Kim Il Loo preßte die Lippen zusammen. Er äußerte sich nicht weiter zu dieser Bemerkung. Er wollte seine Leute nicht kopfscheu machen. Doch er selbst hatte mit den Soldaten des Großen Chan unangenehme Erfahrungen gesammelt. Einmal hatte er in Shanghai in einem Lokal gegessen und getrunken, in dem Soldaten eine „Säuberungsaktion“ vorgenommen hatten.

Sie hatten ihn brutal niedergeknüppelt. Im Kerker war er wieder aufgewacht. Drei Tage hatte er hinter Gittern hocken müssen, obwohl er nichts verbrochen hatte. Erst dann hatte man ihn wieder freigelassen. Kim hatte nicht vergessen, wie es war, mit Räubern, Dieben, Opiumschmugglern und Frauenhändlern in einem Raum zu sitzen.

Ein anderes Mal war Kim über Land zu seinem Bruder gewandert, der in einem Ort westlich von Zhelin – etwa dreißig Li entfernt – eine Schmiede besaß. Unterwegs war Kim von einer Truppe berittener Soldaten niedergepeitscht worden.

Sie hatten ihn als Herumtreiber bezeichnet und beschimpft. Seine Beteuerungen, er sei ein redlicher Mann, hatten ihm nichts genutzt. Sie hatten sogar ein Porträt von ihm gezeichnet. Dann hatten sie ihn doch wieder laufen lassen. Aber sie hatten ihm noch wüste Drohungen nachgeschrien.
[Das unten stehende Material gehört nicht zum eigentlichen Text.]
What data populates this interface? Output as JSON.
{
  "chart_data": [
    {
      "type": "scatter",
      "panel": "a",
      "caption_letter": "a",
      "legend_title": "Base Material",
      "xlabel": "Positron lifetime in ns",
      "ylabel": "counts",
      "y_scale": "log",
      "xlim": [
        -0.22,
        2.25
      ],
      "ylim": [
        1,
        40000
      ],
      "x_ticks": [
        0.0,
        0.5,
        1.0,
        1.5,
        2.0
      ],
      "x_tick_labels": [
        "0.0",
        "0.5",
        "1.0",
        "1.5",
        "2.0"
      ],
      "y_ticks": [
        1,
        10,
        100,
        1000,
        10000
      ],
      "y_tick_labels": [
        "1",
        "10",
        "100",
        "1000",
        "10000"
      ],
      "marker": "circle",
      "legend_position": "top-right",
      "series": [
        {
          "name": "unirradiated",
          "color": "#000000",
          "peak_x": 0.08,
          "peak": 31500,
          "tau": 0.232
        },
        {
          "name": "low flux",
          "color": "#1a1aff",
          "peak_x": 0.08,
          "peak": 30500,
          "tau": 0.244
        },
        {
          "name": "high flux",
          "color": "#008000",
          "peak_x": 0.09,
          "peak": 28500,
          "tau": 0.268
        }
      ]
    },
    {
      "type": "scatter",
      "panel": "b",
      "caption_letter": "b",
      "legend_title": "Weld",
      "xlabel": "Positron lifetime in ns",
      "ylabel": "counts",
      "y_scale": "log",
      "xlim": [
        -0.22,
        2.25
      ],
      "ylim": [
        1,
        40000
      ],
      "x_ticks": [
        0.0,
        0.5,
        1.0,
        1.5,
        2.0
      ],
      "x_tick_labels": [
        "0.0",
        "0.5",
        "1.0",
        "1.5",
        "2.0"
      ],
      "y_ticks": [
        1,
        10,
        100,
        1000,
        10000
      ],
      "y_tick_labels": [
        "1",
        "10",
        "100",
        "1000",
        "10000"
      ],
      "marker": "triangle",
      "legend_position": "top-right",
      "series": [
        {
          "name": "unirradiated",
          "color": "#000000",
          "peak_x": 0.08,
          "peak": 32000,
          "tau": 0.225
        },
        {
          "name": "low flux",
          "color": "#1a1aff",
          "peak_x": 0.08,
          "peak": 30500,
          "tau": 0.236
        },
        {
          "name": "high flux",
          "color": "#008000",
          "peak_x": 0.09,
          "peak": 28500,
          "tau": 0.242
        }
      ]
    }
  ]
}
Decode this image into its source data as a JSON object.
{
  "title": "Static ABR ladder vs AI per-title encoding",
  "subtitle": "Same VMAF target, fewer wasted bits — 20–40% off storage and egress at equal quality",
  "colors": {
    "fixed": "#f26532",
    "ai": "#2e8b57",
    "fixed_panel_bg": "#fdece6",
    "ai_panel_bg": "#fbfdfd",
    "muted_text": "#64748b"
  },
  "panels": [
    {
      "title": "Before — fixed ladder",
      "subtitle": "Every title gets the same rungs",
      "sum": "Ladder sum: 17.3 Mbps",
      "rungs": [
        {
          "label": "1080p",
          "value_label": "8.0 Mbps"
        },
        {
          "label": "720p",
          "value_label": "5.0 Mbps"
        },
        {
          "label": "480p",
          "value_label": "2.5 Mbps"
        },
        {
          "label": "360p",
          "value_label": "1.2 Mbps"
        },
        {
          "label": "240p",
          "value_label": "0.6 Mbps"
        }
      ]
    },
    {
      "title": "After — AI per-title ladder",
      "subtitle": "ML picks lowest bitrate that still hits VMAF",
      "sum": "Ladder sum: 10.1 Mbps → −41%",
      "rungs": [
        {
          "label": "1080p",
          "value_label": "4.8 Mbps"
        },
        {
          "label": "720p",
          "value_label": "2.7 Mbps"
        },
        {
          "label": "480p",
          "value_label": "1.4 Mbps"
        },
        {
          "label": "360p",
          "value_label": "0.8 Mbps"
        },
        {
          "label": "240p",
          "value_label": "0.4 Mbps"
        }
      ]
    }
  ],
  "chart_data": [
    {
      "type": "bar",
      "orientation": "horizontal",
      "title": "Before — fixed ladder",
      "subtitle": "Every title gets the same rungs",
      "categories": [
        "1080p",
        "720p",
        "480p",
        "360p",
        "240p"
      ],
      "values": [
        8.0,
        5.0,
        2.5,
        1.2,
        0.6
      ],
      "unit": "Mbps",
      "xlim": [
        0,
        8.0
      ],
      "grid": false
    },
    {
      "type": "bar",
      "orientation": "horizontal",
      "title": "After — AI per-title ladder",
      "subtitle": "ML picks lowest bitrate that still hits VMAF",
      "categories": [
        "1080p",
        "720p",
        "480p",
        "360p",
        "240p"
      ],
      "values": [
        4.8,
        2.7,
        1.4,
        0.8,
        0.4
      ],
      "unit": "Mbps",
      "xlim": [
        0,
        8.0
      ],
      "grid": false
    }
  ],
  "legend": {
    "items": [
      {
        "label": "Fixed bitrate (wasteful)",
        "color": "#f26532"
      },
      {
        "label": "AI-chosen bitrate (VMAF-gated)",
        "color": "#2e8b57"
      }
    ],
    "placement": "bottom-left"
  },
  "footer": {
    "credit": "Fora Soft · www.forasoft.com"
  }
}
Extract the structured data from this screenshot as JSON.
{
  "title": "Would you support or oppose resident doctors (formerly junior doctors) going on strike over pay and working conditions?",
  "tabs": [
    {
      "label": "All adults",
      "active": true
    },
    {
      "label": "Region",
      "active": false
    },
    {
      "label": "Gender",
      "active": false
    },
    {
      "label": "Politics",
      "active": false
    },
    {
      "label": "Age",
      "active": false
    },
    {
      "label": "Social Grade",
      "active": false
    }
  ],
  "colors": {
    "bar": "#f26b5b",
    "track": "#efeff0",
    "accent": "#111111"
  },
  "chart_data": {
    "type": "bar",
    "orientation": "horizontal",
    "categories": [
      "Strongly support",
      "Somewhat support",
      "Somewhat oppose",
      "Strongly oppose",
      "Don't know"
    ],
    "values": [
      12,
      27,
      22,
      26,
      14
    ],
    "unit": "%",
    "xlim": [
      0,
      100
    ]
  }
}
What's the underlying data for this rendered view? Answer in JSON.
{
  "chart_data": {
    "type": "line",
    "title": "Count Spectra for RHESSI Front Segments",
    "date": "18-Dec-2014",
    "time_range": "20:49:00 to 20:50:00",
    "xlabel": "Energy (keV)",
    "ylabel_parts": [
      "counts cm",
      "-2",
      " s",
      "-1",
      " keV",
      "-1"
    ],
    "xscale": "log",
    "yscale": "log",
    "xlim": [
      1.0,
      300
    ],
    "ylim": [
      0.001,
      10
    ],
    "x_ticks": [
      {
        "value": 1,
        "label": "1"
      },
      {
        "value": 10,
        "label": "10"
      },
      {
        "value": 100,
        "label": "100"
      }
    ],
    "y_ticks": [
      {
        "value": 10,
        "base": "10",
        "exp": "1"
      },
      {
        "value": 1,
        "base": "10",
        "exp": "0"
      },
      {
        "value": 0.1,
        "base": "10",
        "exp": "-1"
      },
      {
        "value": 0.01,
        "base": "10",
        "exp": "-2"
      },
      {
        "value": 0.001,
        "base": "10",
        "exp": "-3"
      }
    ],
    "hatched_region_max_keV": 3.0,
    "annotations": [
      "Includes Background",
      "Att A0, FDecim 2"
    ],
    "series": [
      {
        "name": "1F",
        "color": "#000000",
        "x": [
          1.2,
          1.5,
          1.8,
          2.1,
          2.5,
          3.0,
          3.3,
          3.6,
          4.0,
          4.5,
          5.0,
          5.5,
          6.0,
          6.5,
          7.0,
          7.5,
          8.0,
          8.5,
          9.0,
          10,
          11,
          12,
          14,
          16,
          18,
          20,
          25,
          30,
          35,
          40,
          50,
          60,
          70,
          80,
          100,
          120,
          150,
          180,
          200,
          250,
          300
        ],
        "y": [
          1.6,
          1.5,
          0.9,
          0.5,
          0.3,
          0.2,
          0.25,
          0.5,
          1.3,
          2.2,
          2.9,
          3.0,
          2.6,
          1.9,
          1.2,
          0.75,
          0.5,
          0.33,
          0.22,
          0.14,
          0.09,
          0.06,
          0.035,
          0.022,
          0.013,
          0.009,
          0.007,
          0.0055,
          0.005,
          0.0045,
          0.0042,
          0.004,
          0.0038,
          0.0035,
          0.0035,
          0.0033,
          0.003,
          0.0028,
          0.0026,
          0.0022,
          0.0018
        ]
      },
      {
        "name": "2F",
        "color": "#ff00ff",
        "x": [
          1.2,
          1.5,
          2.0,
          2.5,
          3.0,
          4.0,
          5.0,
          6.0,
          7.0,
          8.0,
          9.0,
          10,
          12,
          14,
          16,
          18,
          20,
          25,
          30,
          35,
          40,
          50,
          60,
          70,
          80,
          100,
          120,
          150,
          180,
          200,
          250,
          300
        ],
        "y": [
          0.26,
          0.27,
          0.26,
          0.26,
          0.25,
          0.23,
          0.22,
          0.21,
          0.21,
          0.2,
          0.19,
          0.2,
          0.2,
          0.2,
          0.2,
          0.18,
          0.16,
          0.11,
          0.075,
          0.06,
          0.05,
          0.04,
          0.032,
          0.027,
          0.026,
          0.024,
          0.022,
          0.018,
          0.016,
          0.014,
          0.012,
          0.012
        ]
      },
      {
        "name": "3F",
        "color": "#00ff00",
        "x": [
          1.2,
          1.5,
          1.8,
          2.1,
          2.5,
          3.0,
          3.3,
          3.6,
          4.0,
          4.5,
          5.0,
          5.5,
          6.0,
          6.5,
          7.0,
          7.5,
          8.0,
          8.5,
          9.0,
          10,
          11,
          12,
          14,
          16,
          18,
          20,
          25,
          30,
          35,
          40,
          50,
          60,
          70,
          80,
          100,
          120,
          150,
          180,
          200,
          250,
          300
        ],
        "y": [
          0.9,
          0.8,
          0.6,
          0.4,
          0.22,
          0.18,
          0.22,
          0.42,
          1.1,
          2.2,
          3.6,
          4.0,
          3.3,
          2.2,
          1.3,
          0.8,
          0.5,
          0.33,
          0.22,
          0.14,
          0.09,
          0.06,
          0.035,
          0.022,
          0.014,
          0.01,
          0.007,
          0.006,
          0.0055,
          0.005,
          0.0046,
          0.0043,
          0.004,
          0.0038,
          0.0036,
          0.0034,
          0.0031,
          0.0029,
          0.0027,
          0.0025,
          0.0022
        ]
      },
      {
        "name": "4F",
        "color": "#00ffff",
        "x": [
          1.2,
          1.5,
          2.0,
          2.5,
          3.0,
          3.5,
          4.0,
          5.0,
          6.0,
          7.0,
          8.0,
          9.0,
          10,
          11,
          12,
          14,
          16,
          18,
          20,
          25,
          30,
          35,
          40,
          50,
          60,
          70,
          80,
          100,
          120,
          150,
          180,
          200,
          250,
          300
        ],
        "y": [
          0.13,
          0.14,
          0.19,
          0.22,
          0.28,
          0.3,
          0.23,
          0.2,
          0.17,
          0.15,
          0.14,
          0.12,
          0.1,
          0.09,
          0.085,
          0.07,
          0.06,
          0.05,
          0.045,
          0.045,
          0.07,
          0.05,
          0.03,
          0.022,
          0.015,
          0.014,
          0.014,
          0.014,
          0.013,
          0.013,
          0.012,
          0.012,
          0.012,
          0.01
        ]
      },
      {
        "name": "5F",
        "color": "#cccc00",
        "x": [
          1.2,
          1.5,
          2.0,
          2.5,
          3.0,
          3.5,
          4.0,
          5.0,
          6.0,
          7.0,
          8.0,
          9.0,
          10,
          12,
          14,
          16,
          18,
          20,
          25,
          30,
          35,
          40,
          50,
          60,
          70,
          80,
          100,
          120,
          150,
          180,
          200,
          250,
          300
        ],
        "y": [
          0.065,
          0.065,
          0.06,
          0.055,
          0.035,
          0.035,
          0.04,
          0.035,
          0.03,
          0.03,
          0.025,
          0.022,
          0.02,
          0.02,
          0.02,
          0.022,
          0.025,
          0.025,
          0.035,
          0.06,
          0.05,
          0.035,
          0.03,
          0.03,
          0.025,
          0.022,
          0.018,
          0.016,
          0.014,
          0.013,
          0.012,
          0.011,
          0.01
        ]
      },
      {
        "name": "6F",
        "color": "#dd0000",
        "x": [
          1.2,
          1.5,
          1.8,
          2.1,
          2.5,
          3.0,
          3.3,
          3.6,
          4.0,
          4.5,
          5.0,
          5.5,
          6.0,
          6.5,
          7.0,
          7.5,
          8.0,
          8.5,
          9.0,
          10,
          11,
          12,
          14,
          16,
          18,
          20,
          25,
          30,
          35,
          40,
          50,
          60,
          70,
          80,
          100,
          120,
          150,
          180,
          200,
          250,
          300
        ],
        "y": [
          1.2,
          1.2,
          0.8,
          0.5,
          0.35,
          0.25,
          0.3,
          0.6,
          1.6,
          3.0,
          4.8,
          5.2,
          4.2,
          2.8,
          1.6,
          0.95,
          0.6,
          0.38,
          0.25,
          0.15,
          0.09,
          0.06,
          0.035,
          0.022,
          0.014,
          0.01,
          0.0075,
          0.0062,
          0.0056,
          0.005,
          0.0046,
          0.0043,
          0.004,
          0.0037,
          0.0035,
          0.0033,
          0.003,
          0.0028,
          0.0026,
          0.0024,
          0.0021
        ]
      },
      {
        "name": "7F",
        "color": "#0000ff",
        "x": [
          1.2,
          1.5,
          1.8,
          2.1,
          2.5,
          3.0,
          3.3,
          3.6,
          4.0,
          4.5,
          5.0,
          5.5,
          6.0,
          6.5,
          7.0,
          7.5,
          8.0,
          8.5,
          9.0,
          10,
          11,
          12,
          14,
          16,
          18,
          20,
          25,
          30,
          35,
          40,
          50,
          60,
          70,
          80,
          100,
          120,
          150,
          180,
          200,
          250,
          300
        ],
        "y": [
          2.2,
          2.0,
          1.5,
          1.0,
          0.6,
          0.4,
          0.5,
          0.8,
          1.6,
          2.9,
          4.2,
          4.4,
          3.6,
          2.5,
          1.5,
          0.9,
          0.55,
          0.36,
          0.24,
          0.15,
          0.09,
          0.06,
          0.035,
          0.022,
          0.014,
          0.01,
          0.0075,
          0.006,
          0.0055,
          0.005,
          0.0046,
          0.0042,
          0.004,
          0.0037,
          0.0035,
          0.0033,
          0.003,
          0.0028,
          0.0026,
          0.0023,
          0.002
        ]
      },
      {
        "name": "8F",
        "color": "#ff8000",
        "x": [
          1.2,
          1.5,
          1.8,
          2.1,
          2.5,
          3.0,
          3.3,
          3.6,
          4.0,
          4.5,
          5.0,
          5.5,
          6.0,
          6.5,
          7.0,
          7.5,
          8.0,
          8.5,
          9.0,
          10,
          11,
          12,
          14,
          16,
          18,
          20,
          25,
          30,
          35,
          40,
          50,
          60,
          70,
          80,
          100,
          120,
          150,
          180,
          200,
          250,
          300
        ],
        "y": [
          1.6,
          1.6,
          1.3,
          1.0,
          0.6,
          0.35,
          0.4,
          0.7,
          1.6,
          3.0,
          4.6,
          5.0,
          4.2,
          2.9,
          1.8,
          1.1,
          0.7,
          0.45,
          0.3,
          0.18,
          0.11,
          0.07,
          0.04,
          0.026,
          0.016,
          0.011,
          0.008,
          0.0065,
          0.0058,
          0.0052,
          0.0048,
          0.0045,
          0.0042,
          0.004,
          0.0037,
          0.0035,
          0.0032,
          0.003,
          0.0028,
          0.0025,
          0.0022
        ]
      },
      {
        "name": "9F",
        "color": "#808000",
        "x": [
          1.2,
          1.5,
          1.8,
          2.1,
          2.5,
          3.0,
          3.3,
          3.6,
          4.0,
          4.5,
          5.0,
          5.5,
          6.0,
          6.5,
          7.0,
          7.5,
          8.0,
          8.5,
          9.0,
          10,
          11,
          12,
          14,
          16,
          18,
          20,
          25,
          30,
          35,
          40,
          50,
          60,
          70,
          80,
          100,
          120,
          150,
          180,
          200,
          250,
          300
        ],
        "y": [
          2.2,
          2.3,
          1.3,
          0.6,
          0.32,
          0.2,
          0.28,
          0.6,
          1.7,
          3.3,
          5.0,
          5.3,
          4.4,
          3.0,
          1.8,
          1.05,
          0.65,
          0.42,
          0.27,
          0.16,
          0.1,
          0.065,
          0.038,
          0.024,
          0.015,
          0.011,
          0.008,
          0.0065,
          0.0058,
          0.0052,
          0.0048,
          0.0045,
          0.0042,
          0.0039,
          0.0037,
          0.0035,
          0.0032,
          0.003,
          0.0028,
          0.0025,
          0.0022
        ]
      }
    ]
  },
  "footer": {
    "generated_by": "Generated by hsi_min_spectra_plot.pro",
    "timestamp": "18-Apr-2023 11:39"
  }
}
Seitdem traute sich Kim nur noch selten von Zhelin fort. China war kein gutes Land mehr, seit Kaiser Wanli regierte. Wanli war ein verschwenderischer und mißtrauischer Mann. Er liebte das Volk nicht, er haßte es. Er sah in jedem Untertanen einen Dieb oder Mörder. Seine Truppen mißhandelten die Menschen, wo sie nur konnten. Natürlich nutzten sie die Handlungsfreiheit und die Vollmachten, über die sie verfügten, zu ihren Gunsten aus.

Die große Dschunke schob sich an den Fischerkahn heran, die Distanz schrumpfte immer mehr zusammen. Bald konnte man sich gegenseitig durch Rufe verständigen. Kim Il Loo, Pan Pai und die anderen Fischer tauschten lange Blicke, als die Stimme des Dschunkenkapitäns zu ihnen herüberschallte.

„Achtung! Keiner rührt sich von der Stelle! Wir setzen zu euch über!“

Jeglicher Widerstand war sinnlos. Auf der Kriegsdschunke, so war nunmehr mit bloßem Auge zu erkennen, hatten die Soldaten Brandsätze auf Gestellen plaziert und zielten damit auf den Fischerkahn. Außerdem standen Armbrustschützen am Schanzkleid.

 

Kim schätzte die Zahl der Soldaten auf etwa hundert. Gegen eine so große Übermacht hatten er und seine Männer nicht die geringste Chance. Sie waren nur zu neunt.

Die Kriegsdschunke glitt noch näher auf den Fischerkahn zu. Als nur noch die Distanz von etwa einem Steinwurf zwischen beiden Schiffen lag, drehte die Dschunke bei. Ein Sampan wurde abgefiert. Zehn Soldaten enterten ab. Der Kapitän folgte ihnen und ließ sich zu dem Segler der Fischer hinüberpullen.

Kim und seine Begleiter waren machtlos gegen das, was sich nun abspielte. Das Sampan schob sich längsseits, der Kapitän und seine Soldaten enterten auf. Nur ein Mann blieb im Boot zurück. Die Soldaten zückten ihre Schwerter und bauten sich drohend vor den Fischern auf.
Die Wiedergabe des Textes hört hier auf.